Neuromorphic Systems



A. Hybrid Neuron-Silicon Systems

Introduction :One main challenge in neuro-physiological research is the difficulty to control parameters of a small neuronal network individually, while this is important for identifying the effect of each parameter on the function of the network. Hybrid neuron-silicon systems consisting of both biological and electronic neurons have been suggested as a potential approach to address this challenge, as well as to improve neural prostheses. However, hybrid systems reported so far have all relied on good models of neurons to be replaced, which is unobtainable when a new nervous system is to be studied, or when we intend to use electronic neurons to replace neurons which are already impaired. This project therefore investigates essential mechanisms that allow new neurons to integrate/communicate with an existing network of neurons. Based on the identified mechanisms, electronic neurons capable of integrating with biological nervous systems through bi-directional interactions will be designed.

 

Characteristics :Neuro-electrophysiological techniques will be applied to model essential mechanisms for neurons to interact with each other.
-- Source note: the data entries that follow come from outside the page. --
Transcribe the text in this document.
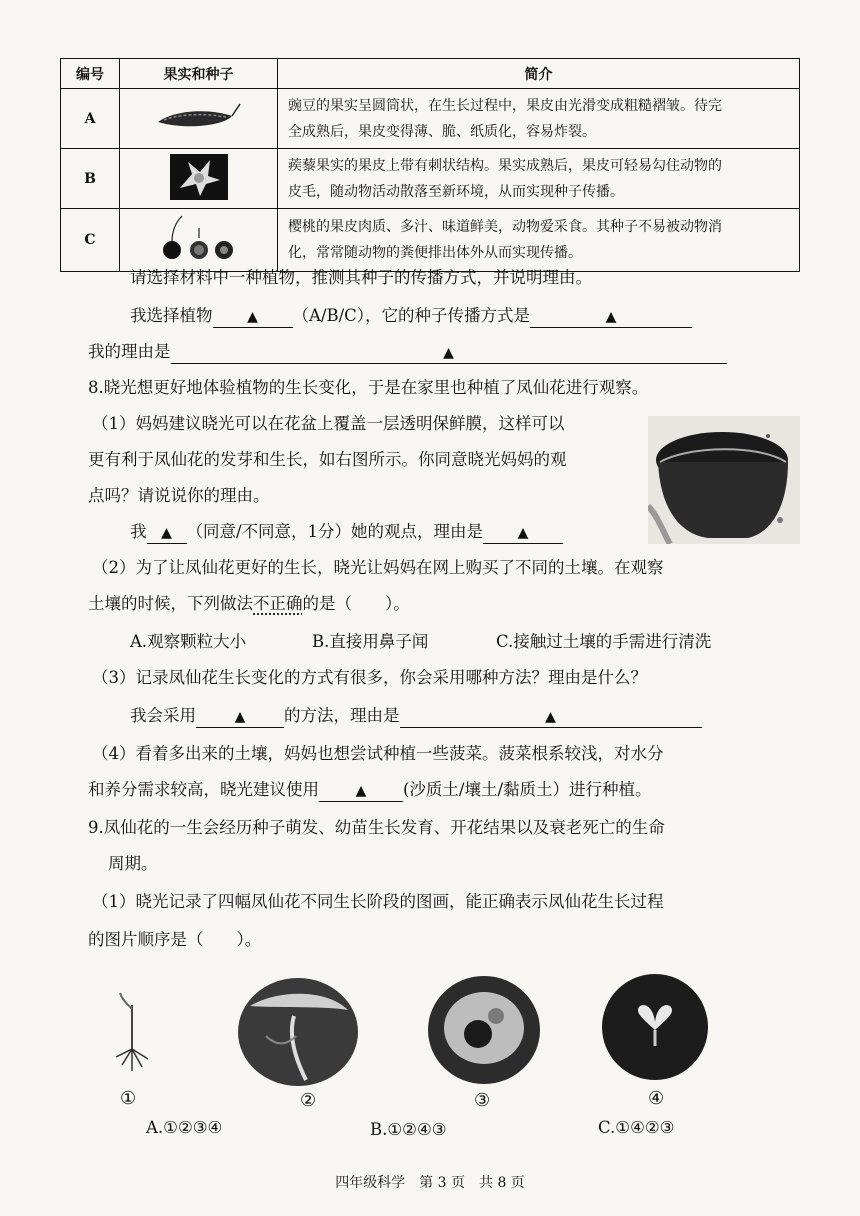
编号	果实和种子	简介
A		豌豆的果实呈圆筒状，在生长过程中，果皮由光滑变成粗糙褶皱。待完
全成熟后，果皮变得薄、脆、纸质化，容易炸裂。

B		蒺藜果实的果皮上带有刺状结构。果实成熟后，果皮可轻易勾住动物的
皮毛，随动物活动散落至新环境，从而实现种子传播。

C		樱桃的果皮肉质、多汁、味道鲜美，动物爱采食。其种子不易被动物消
化，常常随动物的粪便排出体外从而实现传播。
请选择材料中一种植物，推测其种子的传播方式，并说明理由。
我选择植物 ▲ （A/B/C），它的种子传播方式是	▲
我的理由是	▲
8.晓光想更好地体验植物的生长变化，于是在家里也种植了凤仙花进行观察。
（1）妈妈建议晓光可以在花盆上覆盖一层透明保鲜膜，这样可以
更有利于凤仙花的发芽和生长，如右图所示。你同意晓光妈妈的观
点吗？请说说你的理由。
我 ▲ （同意/不同意，1分）她的观点，理由是 ▲
（2）为了让凤仙花更好的生长，晓光让妈妈在网上购买了不同的土壤。在观察
土壤的时候，下列做法不正确的是（　　）。
A.观察颗粒大小	B.直接用鼻子闻	C.接触过土壤的手需进行清洗
（3）记录凤仙花生长变化的方式有很多，你会采用哪种方法？理由是什么？
我会采用	▲ 的方法，理由是	▲
（4）看着多出来的土壤，妈妈也想尝试种植一些菠菜。菠菜根系较浅，对水分
和养分需求较高，晓光建议使用	▲ (沙质土/壤土/黏质土）进行种植。
9.凤仙花的一生会经历种子萌发、幼苗生长发育、开花结果以及衰老死亡的生命
周期。
（1）晓光记录了四幅凤仙花不同生长阶段的图画，能正确表示凤仙花生长过程
的图片顺序是（　　）。
①	②	③	④
A.①②③④	B.①②④③	C.①④②③
四年级科学　第 3 页　共 8 页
Hybrid neuron-computer approach will then be applied to examine the model and to simplify the model for VLSI implementation. The modeled mechanisms will then be implemented as neuromorphic VLSI and tested.

Pre-requisites:Knowledge in neuroscience, Experience in neuro-electrophysiology experiments, Experience in Matlab or C programming, Knowledge in VLSI design.

Professional skills obtained:Knowledge in biophysics, Methodology in modeling biological neural networks, Experience in neuromorphic VLSI design, Experience in advanced neuro-electrophysiology.

Fig.1 (a)The Pamina chip implementing biologically-realistic neuronal models (b)The experiment setup for injecting noise into the Pamina chip (c)Measured neural variability in firing threshold analogous to biological neurons (d)(e)noise-enhanced encoding of waveforms (sin and square) as spike timing (f)Measured sophisticated stochastic behaviours (ADP, AHP) that have been observed in biological neurons.

 

B. Fly areana

Introduction :Fruit flies have been an useful animal model for studying genomics. However, observing and analysing the fly behaviours are labour-intensive and time-consuming. This research exploits the Low-Temperature-Poly-Silicon (LTPS) technology to implement a neuromorphic micro-system for monitoring fly behaviours automatically. The system integrates photodiodes, adaptive pixel circuits, and event-triggered address-reporting circuits on a glass substrate. With a chip area greater than 1 cm2, flies can move freely above the chip and their positions can be detected and reported automatically. In addition, CMOS vision chip basing on the same architecture is also developed for monitoring different types of fly behaviours.

Fig.2 (a)The behaviour box with fruit flies (b) The neuromorphic vision microsystem on glass for detecting fruit flies in real time (c) The neuromorphic microsystem detects hand movement and turns on LED indicator (d) neuromorphic vision system designed with the standard CMOS technology (e) The trajectory of a movement over the pixels and (f) the corresponding address-event representation of the detected events.

 

Characteristics :The speed and the changes of light intensity induced by flies’ movement will be first characterised by pilot experiments. The pixel size and the background-light compensation of the neuromorphic vision chip with then be defined and designed. The fabricated vision chip will be integrated with the fly areana to control interactions with flies, so as to study neural circuitry involving spatial learning and memory of fruit flies.

Pre-requisites:Experience in Matlab or C or Java programming, Knowledge in VLSI design, Experience in Image processing.

Professional skills obtained:Experience in neuromorphic VLSI design, Experience in image processing.